Purpose: To further elucidate the clinical spectrum of alcoholic ketoacidosis (AKA).
Patients and methods: A case series of 74 patients with AKA defined as a wide anion gap metabolic acidosis unexplained by any other disorder or toxin, including any patient with a history of chronic alcohol abuse. The setting was the Medical Emergency Department at Grady Memorial Hospital in Atlanta, Georgia, a university-affiliated inner-city hospital.

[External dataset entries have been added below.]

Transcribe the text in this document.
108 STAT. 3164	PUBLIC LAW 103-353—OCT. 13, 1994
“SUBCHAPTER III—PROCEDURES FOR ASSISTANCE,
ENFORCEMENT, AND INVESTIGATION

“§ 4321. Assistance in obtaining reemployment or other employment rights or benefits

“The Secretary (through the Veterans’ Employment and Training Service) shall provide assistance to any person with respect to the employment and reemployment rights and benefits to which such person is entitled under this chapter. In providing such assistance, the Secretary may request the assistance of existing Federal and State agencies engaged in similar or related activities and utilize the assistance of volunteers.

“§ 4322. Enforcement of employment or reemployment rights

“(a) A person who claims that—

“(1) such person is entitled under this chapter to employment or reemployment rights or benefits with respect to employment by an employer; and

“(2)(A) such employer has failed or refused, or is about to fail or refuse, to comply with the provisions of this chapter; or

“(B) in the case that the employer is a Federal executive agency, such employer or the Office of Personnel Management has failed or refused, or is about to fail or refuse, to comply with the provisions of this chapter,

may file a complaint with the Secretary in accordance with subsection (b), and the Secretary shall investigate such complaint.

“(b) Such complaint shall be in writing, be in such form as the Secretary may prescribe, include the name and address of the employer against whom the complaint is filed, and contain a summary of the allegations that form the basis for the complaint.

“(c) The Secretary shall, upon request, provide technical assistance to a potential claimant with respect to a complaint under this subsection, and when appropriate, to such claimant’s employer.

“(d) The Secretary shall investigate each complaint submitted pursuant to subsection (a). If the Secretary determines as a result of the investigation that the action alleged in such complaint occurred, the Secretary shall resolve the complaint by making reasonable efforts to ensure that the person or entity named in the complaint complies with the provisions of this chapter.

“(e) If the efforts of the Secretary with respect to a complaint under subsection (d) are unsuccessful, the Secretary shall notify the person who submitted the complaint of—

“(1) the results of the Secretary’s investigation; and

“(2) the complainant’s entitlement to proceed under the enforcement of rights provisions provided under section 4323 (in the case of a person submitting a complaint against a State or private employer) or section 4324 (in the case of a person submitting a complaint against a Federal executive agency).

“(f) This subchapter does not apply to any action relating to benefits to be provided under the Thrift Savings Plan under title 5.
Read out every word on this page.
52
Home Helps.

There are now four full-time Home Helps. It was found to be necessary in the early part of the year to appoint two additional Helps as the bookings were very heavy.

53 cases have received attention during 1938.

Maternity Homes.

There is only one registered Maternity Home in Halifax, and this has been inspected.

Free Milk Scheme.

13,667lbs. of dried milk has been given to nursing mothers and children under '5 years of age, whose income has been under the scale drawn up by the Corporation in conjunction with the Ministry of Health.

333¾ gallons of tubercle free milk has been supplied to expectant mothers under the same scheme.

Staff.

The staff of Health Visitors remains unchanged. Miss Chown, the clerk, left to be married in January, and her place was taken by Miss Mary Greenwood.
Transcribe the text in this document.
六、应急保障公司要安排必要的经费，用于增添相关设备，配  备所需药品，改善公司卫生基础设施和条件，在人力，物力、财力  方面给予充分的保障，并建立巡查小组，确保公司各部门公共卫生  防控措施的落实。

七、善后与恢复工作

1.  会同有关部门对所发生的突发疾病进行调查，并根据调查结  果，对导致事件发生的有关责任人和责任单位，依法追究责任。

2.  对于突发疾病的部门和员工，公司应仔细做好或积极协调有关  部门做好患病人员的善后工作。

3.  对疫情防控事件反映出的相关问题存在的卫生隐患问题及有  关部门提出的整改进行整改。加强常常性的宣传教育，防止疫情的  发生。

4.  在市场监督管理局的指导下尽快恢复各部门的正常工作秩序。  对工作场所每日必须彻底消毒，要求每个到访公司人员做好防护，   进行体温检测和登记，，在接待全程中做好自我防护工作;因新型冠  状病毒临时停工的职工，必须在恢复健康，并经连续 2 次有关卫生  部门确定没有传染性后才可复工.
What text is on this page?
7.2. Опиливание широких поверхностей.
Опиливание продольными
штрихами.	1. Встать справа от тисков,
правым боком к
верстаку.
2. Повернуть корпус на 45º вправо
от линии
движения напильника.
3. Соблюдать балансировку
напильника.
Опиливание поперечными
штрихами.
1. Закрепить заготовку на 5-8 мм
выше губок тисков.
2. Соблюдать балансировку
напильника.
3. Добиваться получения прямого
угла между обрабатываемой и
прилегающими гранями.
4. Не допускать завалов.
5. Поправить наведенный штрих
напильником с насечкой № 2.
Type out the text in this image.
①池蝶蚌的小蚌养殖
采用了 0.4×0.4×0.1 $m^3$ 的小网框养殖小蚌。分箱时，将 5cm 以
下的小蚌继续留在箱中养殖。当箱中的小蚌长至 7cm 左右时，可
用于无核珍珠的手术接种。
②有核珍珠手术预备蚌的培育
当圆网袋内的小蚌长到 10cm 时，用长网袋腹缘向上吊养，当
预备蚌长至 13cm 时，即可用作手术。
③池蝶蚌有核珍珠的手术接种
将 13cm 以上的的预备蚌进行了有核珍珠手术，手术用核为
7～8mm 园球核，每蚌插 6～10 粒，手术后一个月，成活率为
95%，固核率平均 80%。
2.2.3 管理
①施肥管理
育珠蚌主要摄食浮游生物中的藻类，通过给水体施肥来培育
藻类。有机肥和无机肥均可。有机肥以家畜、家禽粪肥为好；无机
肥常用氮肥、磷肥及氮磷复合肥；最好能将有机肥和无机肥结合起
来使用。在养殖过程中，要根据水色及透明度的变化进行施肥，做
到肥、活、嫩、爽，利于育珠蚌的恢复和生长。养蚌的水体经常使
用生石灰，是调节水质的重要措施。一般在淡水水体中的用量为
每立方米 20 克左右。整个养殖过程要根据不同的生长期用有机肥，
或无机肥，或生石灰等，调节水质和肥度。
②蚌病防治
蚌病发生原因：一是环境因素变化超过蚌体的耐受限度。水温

Results: AKA is a common disorder in the emergency department, more common than previously thought. The acid-base abnormalities are more diverse than just a wide-gap metabolic acidosis and often include a concomitant metabolic alkalosis, hyperchloremic acidosis, or respiratory alkalosis. Lactic acidosis is also common. Semiquantitative serum acetoacetate levels were positive in 96% of patients. Elevated blood alcohol levels were present in two thirds of patients in whom alcohol levels were determined, and levels consistent with intoxication were seen in 40% of these patients. Electrolyte disorders including hyponatremia, hypokalemia, hypophosphatemia, hyperglycemia, hypocalcemia, and hypomagnesemia were common on presentation. The most common symptoms were nausea, vomiting, and abdominal pain. The most common physical findings were tachycardia, tachypnea, and abdominal tenderness. Altered mental status, fever, hypothermia, or other abnormal findings were uncommon and reflected other underlying processes.
Conclusions: AKA is a common disorder in chronic malnourished alcoholic persons. The acid-base abnormalities reflect not only the ketoacidosis, but also associated extracellular fluid volume depletion, alcohol withdrawal, pain, sepsis, or severe liver disease. Although the pathophysiology is complex, the syndrome is rapidly reversible and has a low mortality.